The response of the Fed was not to deal with the rampant speculation and often criminal activity that had caused the meltdown, but to provide still more money to speculative finance capital via quantitative easing. And when the onset of the pandemic threatened to trigger another financial meltdown, it again doubled down.

It is not possible to predict exactly what the course of the present crisis will be or what will be the reaction of the Fed at the next meeting of its governing body scheduled for March 16-17.
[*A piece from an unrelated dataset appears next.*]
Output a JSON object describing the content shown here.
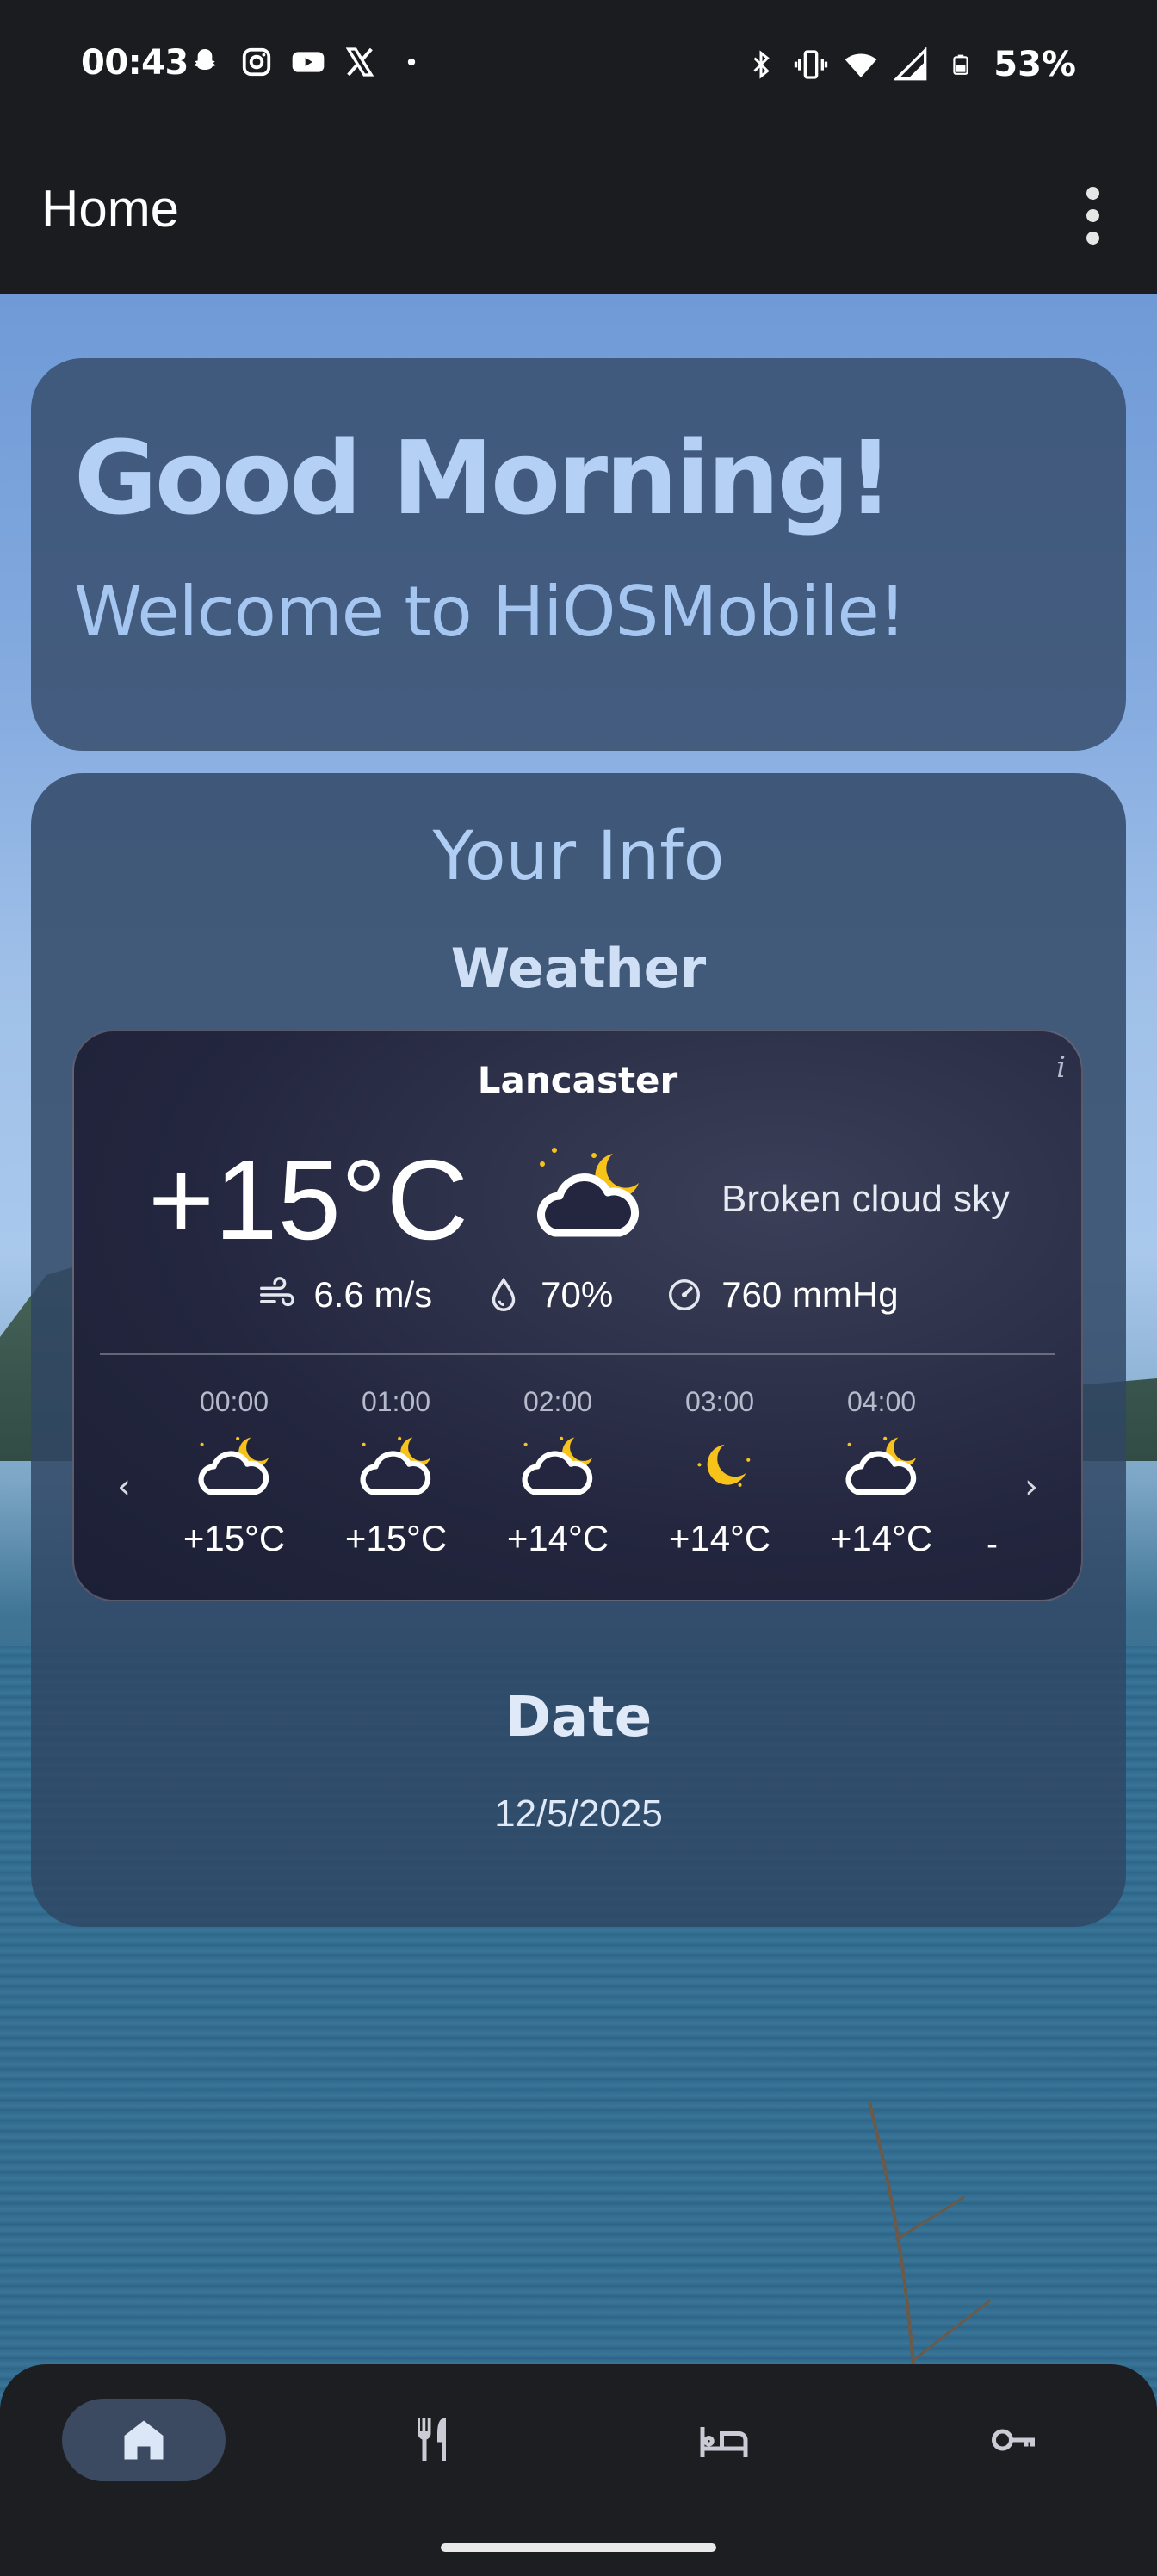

But the class dynamics are already clear. The Fed will pull out all stops in support of Wall Street and attempt to prevent a collapse of the mountain of fictitious capital which its own actions have helped create.

At the same time, because sky-high stock market valuations ultimately depend on the extraction of surplus value and profit from the working class, the latest crisis will see an intensification of the attacks on wages, jobs and working conditions, whatever the empty promises of the Biden administration that it will promote economic recovery.